Cours 1 (20/09) Probabilistic Models of Human Language: Foundations
Probabilistic models have thoroughly reshaped computational linguistics and continues to profoundly change other areas in the scientific study of language, ranging from psycholinguistics to syntax and phonology and even pragmatics and sociolinguistics. This change has included (a) qualitative improvements in our ability to analyze complex linguistic datasets and (b) new conceptualizations of language knowledge, acquisition, and use. For the most part, these changes have occurred in parallel, but the same theoretical toolkit underlies both advances. In this lecture I give a concise introduction to this toolkit, covering the fundamentals of contemporary probabilistic models in the study of language, with examples including phoneme identification, perceptual magnet effects, and simple hierarchical models. This lecture includes content of theoretical interest in its own right, as well as tools and concepts that are fundamental to the other three lectures of the series.

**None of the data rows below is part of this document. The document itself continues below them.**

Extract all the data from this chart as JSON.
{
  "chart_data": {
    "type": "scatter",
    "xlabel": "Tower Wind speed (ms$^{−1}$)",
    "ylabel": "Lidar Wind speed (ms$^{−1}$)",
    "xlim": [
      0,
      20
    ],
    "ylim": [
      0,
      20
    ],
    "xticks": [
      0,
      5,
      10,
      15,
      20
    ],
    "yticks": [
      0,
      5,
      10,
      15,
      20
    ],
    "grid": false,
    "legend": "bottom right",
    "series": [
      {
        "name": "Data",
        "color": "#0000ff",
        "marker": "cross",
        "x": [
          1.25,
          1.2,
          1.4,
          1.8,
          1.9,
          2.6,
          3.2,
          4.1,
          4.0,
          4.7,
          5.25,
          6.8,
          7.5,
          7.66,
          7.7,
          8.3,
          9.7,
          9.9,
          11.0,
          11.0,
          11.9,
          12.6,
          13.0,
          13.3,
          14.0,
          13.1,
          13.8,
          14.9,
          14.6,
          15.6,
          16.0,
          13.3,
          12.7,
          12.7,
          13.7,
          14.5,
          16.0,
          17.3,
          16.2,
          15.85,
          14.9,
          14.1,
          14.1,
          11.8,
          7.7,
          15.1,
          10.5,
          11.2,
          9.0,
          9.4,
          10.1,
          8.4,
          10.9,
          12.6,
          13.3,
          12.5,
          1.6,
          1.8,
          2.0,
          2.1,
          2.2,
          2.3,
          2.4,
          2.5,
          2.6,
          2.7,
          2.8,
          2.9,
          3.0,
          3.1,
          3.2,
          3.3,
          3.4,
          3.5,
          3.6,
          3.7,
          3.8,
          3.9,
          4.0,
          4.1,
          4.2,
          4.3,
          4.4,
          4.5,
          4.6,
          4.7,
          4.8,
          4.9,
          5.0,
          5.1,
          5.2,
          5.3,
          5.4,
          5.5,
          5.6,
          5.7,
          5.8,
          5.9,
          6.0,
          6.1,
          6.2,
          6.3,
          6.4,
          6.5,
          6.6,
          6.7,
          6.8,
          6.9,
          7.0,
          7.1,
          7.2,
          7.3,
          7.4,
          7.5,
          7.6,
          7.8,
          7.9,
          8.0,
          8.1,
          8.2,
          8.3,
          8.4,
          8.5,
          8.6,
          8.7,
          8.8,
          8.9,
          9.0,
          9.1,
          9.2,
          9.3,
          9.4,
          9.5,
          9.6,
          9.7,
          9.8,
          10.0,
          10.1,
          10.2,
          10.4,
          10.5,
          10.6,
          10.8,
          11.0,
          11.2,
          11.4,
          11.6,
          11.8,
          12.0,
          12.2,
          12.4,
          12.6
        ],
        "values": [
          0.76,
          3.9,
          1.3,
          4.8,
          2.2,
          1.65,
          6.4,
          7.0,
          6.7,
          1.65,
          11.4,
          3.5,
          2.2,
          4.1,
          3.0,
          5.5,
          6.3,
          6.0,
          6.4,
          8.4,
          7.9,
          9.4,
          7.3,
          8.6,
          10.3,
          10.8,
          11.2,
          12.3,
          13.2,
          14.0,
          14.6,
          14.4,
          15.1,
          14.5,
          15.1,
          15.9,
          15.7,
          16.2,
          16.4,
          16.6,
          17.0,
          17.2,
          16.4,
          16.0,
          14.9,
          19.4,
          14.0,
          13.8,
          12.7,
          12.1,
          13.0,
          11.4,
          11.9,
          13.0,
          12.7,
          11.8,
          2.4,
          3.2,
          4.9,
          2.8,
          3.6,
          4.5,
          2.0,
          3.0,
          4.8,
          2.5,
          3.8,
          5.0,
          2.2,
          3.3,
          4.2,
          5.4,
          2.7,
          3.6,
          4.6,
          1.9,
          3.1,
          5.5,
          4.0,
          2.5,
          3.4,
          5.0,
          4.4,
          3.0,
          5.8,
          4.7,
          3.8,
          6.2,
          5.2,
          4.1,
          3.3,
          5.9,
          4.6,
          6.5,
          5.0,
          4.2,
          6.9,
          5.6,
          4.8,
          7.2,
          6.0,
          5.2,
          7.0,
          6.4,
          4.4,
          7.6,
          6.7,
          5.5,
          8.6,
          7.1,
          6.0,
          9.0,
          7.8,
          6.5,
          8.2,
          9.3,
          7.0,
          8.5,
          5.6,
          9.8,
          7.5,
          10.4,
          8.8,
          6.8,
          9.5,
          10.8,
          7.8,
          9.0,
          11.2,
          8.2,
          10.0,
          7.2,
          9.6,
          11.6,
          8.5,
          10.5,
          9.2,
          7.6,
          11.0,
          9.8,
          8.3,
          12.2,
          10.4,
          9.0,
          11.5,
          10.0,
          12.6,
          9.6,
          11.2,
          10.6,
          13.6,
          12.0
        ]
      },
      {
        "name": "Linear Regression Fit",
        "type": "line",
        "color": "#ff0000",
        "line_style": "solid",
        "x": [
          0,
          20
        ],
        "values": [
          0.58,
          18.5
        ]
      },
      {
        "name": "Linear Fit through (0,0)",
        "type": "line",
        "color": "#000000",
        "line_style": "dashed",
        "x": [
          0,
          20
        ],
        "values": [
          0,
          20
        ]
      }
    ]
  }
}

Cours 2 (24/09) Surprisal, memory constraints, and the noisy channel in human sentence processing
Human language comprehension poses some of the deepest scientific challenges in accounting for the capabilities of the human mind. In this lecture I describe several major advances we have recently made in this domain that have led to a state-of-the-art theory of language comprehension. First, I describe a detailed expectation-based theory of real-time language understanding, surprisal, that unifies three topics central to the field — ambiguity resolution, prediction, and syntactic complexity — and that finds broad empirical support. I alo cover work on memory constraints that seem to influence patterns of processing difficulty in sentence comprehension, independently of surprisal. Finally, I describe a “noisy-channel” theory which generalizes the expectation-based theory by removing the assumption of modularity between the processes of individual word recognition and sentence-level comprehension. This theory accounts for critical outstanding puzzles for previous approaches, and helps move us toward a theoretical integration of surprisal and memory.
Cours 3 (1/10) Computational and experimental pragmatics
In constructing theories of linguistic meaning in context it has been productive to distinguish between strictly semantic content, or the “literal” meanings of atomic expressions (e.g., words) and the rules of meaning composition, and pragmatic enrichment, by which speakers and listeners can rely on general principles of cooperative communication to take understood communicative intent far beyond literal content. Major open questions remain, however, of how to formalize pragmatic inference and characterize its relationship with semantic composition. In this lecture I describe recent work within a Bayesian framework of interleaved semantic composition and pragmatic inference. First I show how two major principles of Levinson’s typology of conversational implicature fall out of our models: Q(uantity) implicature, in which utterance meaning is refined through exclusion of the meanings of alternative utterances; and I(nformativeness) implicature, in which utterance meaning is refined by strengthening to the prototypical case. Q and I are often in tension; I show that the Bayesian approach derives quantitative predictions regarding their relative strength in interpretation of a given utterance, and present evidence supporting these predictions from a large-scale experiment. I then describe more complex applications of the theory to key cases of compositionality, focusing on two of the most fundamental building blocks of semantic composition, the words “and” and “or”.
Cours 4 (8/10) Productive knowledge & direct experience in human language processing & acquisition
The tension between combinatorial and holistic representation of complex linguistic expressions is central to debates on language processing and acquisition. In this lecture I describe work combining probabilistic models and new large datasets to investigate this tension and uncover the respective contributions of productive knowledge and direct experience. In processing, we focus on binomial expressions (salt and pepper – pepper and salt), finding a frequency-driven tradeoff between the two knowledge sources and a frequency-dependent level of idiosyncrasy in binomial ordering preference across binomials in the language. The former is explained by a rational model of learning from limited experience; the latter we account for with an evolutionary model of transmission of ordering preferences over time. In acquisition, we focus on determiner-noun combinations (“the ball”, “a cold”) and develop a novel Bayesian model to infer the strength of contribution of productive knowledge evident in child speech. We find evidence of low initial levels of productivity and higher levels later in development, consistent with the hypothesis that the earliest months of multi-word speech are not generated using rich grammatical knowledge, but that grammatical productivity emerges rapidly thereafter.